Memray¶
Memory usage is difficult to control in Python projects because the language does not explicitly indicate where memory is allocated, module imports can significantly increase consumption, and it is all too easy to create a data structure that accidentally grows indefinitely. Data science projects are particularly prone to high memory consumption, as they usually import many large dependencies such as NumPy, even if these are only used in a few places.
Memray helps you understand your programme’s memory usage by tracking where memory is allocated and freed during programme execution. This data can then be displayed in various ways, including flame graphs, which summarise stack traces in a diagram, with the bar width representing the size of the memory allocation.
With memray run, any Python command can be profiled. For most projects, it
is recommended to first use check to profile the function that loads your
project. This checks the minimum effort required to start your application, for
example:
$ uv run memray run src/items/__init__.py check
Writing profile results into src/items/memray-__init__.py.72633.bin
[memray] Successfully generated profile results.
You can now generate reports from the stored allocation records.

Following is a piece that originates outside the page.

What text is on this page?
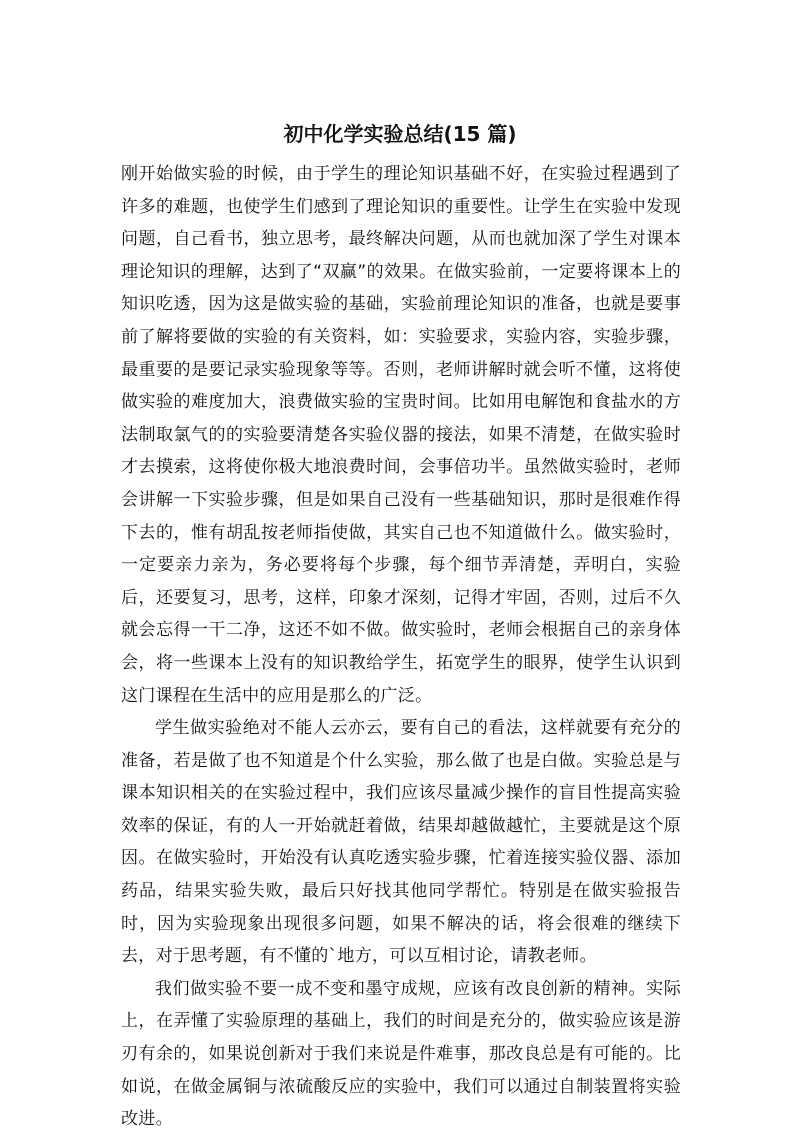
初中化学实验总结(15 篇)

刚开始做实验的时候，由于学生的理论知识基础不好，在实验过程遇到了许多的难题，也使学生们感到了理论知识的重要性。让学生在实验中发现问题，自己看书，独立思考，最终解决问题，从而也就加深了学生对课本理论知识的理解，达到了“双赢”的效果。在做实验前，一定要将课本上的知识吃透，因为这是做实验的基础，实验前理论知识的准备，也就是要事前了解将要做的实验的有关资料，如：实验要求，实验内容，实验步骤，最重要的是要记录实验现象等等。否则，老师讲解时就会听不懂，这将使做实验的难度加大，浪费做实验的宝贵时间。比如用电解饱和食盐水的方法制取氯气的的实验要清楚各实验仪器的接法，如果不清楚，在做实验时才去摸索，这将使你极大地浪费时间，会事倍功半。虽然做实验时，老师会讲解一下实验步骤，但是如果自己没有一些基础知识，那时是很难作得下去的，惟有胡乱按老师指使做，其实自己也不知道做什么。做实验时，一定要亲力亲为，务必要将每个步骤，每个细节弄清楚，弄明白，实验后，还要复习，思考，这样，印象才深刻，记得才牢固，否则，过后不久就会忘得一干二净，这还不如不做。做实验时，老师会根据自己的亲身体会，将一些课本上没有的知识教给学生，拓宽学生的眼界，使学生认识到这门课程在生活中的应用是那么的广泛。

学生做实验绝对不能人云亦云，要有自己的看法，这样就要有充分的准备，若是做了也不知道是个什么实验，那么做了也是白做。实验总是与课本知识相关的在实验过程中，我们应该尽量减少操作的盲目性提高实验效率的保证，有的人一开始就赶着做，结果却越做越忙，主要就是这个原因。在做实验时，开始没有认真吃透实验步骤，忙着连接实验仪器、添加药品，结果实验失败，最后只好找其他同学帮忙。特别是在做实验报告时，因为实验现象出现很多问题，如果不解决的话，将会很难的继续下去，对于思考题，有不懂的`地方，可以互相讨论，请教老师。

我们做实验不要一成不变和墨守成规，应该有改良创新的精神。实际上，在弄懂了实验原理的基础上，我们的时间是充分的，做实验应该是游刃有余的，如果说创新对于我们来说是件难事，那改良总是有可能的。比如说，在做金属铜与浓硫酸反应的实验中，我们可以通过自制装置将实验改进。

Some example commands to generate reports:
/Users/veit/items/.venv/bin/python3 -m memray flamegraph src/items/memray-__init__.py.72633.bin
The command outputs the message Successfully generated profile results. and
creates a PROCESS-ID.bin file. We can then create the flame graph
with:
$ uv run python -m memray flamegraph src/items/memray-__init__.py.72633.bin
Wrote src/items/memray-flamegraph-__init__.py.72633.html
Tip
In many consoles, you can combine the two commands with &&:
$ uv run memray run src/items/__init__.py check && uv run python -m memray flamegraph src/items/memray-__init__.py.72633.bin
The result is the following HTML file:
memray flamegraph report¶
The header area of the page contains several controls, including
- Memory Graph
Display of the memory space of a process in the working memory (resident set size) and the dynamic memory (heap memory) over time die Zeit
- Stats
Memory statistics, in this case
Command line: /Users/veit/items/.venv/bin/memray run src/items/api.py check Start time: Sun Feb 08 2026 12:12:27 GMT+0100 (Central European Standard Time) End time: Sun Feb 08 2026 12:12:27 GMT+0100 (Central European Standard Time) Duration: 0:00:00.068000 Total number of allocations: 11142 Total number of frames seen: 0 Peak memory usage: 4.6 MB Python allocator: pymalloc
Below that is the flame graph as an icicle chart showing memory allocations over time, with the last call at the bottom. The graph shows the line of code executed at a given point in time, with the width proportional to the amount of memory allocated; if you move your mouse over it, you will see further details such as file name, line number, allocated memory and number of allocations.
Tip
With pytest-memray, there is also a plugin for pytest that allows you to check whether the upper limits you have set for memory consumption and memory leaks are being adhered to.